Clinton wades into Google-China row

Clinton wades into Google-China row
Clinton wades into Google-China row
 
 

Thursday, 21, Jan 2010 05:05

By Alex Steger.

Hillary Clinton today fired a warning shot across China's bows by saying those who carried out the failed attack against Google last week should face "international condemnation".

Google has threatened to pull out of the Chinese market after revealing it, and the Gmail accounts of several human rights activists, had been the victim of an attempted hack.

Although the search engine giant did not explicitly blame the Chinese government for the cyber attack, it has led to an escalating war of words between Beijing and Washington over the issue of internet censorship.

In her address at the Newseum in Washington DC Mrs Clinton also suggested that restricted internet access was a breach of human rights.

Although the speech addressed a wide range of concerns about internet technology and how it can be used both for good and for evil it was Mrs Clinton's referral to the internet attacks in China that will attract the most attention.

"Countries that restrict free access to information or violate the basic rights of internet users risk walling themselves off from the progress of the next century," she said.

"The United States and China have different views on this issue.

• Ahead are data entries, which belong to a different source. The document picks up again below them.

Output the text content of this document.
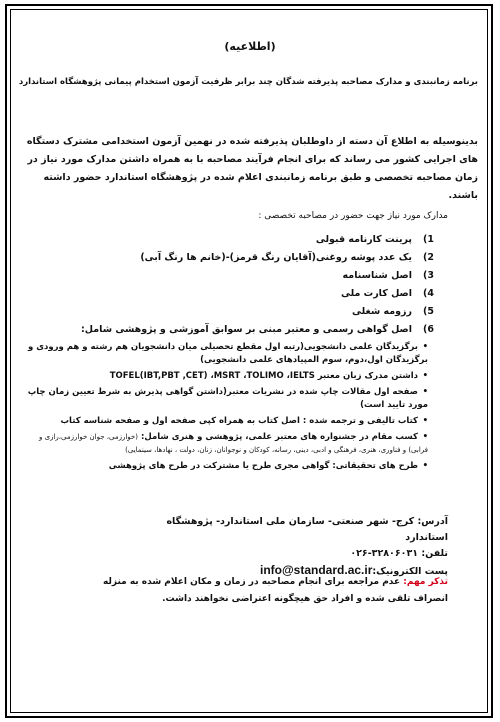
(اطلاعیه)
برنامه زمانبندی و مدارک مصاحبه پذیرفته شدگان چند برابر ظرفیت آزمون استخدام پیمانی پژوهشگاه استاندارد
بدینوسیله به اطلاع آن دسته از داوطلبان پذیرفته شده در نهمین آزمون استخدامی مشترک دستگاه های اجرایی کشور می رساند که برای انجام فرآیند مصاحبه با به همراه داشتن مدارک مورد نیاز در زمان مصاحبه تخصصی و طبق برنامه زمانبندی اعلام شده در پژوهشگاه استاندارد حضور داشته باشند.
مدارک مورد نیاز جهت حضور در مصاحبه تخصصی :
1)پرینت کارنامه قبولی
2)یک عدد پوشه روغنی(آقایان رنگ قرمز)-(خانم ها رنگ آبی)
3)اصل شناسنامه
4)اصل کارت ملی
5)رزومه شغلی
6)اصل گواهی رسمی و معتبر مبنی بر سوابق آموزشی و پژوهشی شامل:
•برگزیدگان علمی دانشجویی(رتبه اول مقطع تحصیلی میان دانشجویان هم رشته و هم ورودی و برگزیدگان اول،دوم، سوم المپیادهای علمی دانشجویی)
•داشتن مدرک زبان معتبر TOFEL(IBT,PBT ,CET) ،MSRT ،TOLIMO ،IELTS
•صفحه اول مقالات چاپ شده در نشریات معتبر(داشتن گواهی پذیرش به شرط تعیین زمان چاپ مورد تایید است)
•کتاب تالیفی و ترجمه شده : اصل کتاب به همراه کپی صفحه اول و صفحه شناسه کتاب
•کسب مقام در جشنواره های معتبر علمی، پژوهشی و هنری شامل: (خوارزمی، جوان خوارزمی،رازی و فرابی) و فناوری، هنری، فرهنگی و ادبی، دینی، رسانه، کودکان و نوجوانان، زنان، دولت ، نهادها، سینمایی)
•طرح های تحقیقاتی: گواهی مجری طرح یا مشترکت در طرح های پژوهشی
آدرس: کرج- شهر صنعتی- سازمان ملی استاندارد- پژوهشگاه استاندارد
تلفن: ۰۲۶-۳۲۸۰۶۰۳۱
پست الکترونیک:info@standard.ac.ir
تذکر مهم: عدم مراجعه برای انجام مصاحبه در زمان و مکان اعلام شده به منزله انصراف تلقی شده و افراد حق هیچگونه اعتراضی نخواهند داشت.
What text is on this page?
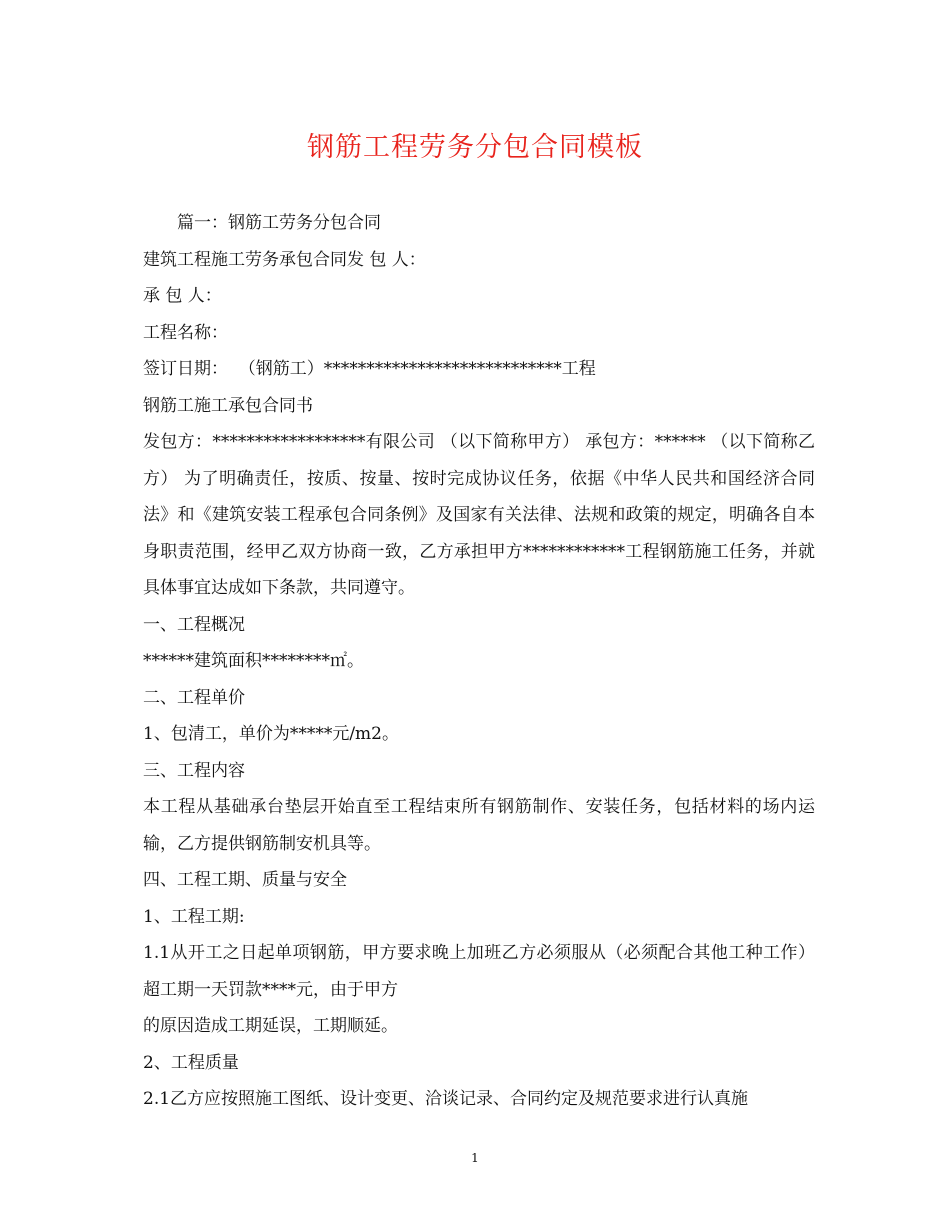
钢筋工程劳务分包合同模板

篇一：钢筋工劳务分包合同

建筑工程施工劳务承包合同发 包 人：

承 包 人：

工程名称：

签订日期：  （钢筋工）****************************工程

钢筋工施工承包合同书

发包方：******************有限公司 （以下简称甲方） 承包方：****** （以下简称乙方） 为了明确责任，按质、按量、按时完成协议任务，依据《中华人民共和国经济合同法》和《建筑安装工程承包合同条例》及国家有关法律、法规和政策的规定，明确各自本身职责范围，经甲乙双方协商一致，乙方承担甲方************工程钢筋施工任务，并就具体事宜达成如下条款，共同遵守。

一、工程概况

******建筑面积********㎡。

二、工程单价

1、包清工，单价为*****元/m2。

三、工程内容

本工程从基础承台垫层开始直至工程结束所有钢筋制作、安装任务，包括材料的场内运输，乙方提供钢筋制安机具等。

四、工程工期、质量与安全

1、工程工期:

1.1从开工之日起单项钢筋，甲方要求晚上加班乙方必须服从（必须配合其他工种工作）超工期一天罚款****元，由于甲方

的原因造成工期延误，工期顺延。

2、工程质量

2.1乙方应按照施工图纸、设计变更、洽谈记录、合同约定及规范要求进行认真施

1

And we intend to address those differences candidly and consistently."

She also said that she expected China to investigate the attacks and that the findings of any investigation to be made transparent.

China was not the only the country to be named by Mrs Clinton for breaches of internet freedom with Tunisia, Uzbekistan, and Vietnam also being mentioned.

The address called on businesses to help fight censorship by not operating where the internet was heavily censored. This would follow the example of search engine Google who earlier this month said it was considering pulling out of China altogether after uncovering evidence of a "highly sophisticated and targeted attack" upon its corporate infrastructure in China.

Google's Chinese presence has always appeared untenable with its corporate motto of "Don't be evil" given the internet censorship it has had to agree to since day one of its operations there.

In the past week the Chinese government has attempted to draw a line between its bilateral relations with the US and what it has painted as a commercial dispute with California-based Google.

But national media, all effectively subject to central control in Beijing, have accused the US state department of being behind Google's well-publicised threat to quit China.

Global Times - a tabloid owned by People's Daily, the Communist party of China's mouthpiece, this week ran with the headline "The world does not welcome the White House's Google".

CNN quoted the article as saying: "Whenever the US government demands it, Google can easily become a convenient tool for promoting the US government's political will and values abroad. And actually the US government is willing to do so."

And China Youth Daily said on Tuesday that the US was promoting human rights under a guise of a commercial dispute.

"In their hearts, when Google is in trouble that means that western culture is in trouble. Using Google to propagate American-style freedom of speech. is the real reason that Google chose not to address its problems in the market but through politics," the paper said in another translation provided by CNN.

But the country's vice foreign minister He Yafei has insisted the row should not be "over-interpreted".

"The Google case should not be linked with relations between the two governments and countries; otherwise, it's an over-interpretation," he said, insisting that disputes between firms and governments over internet supervision were common.

Mrs Clinton's address today will have done little to quash the Chinese suspicions of the state department and its relationship with Google.

Last year during an official visit to China, Barack Obama appeared at a carefully stage-managed town hall event in which he criticised censorship, saying that criticism only made him a better president.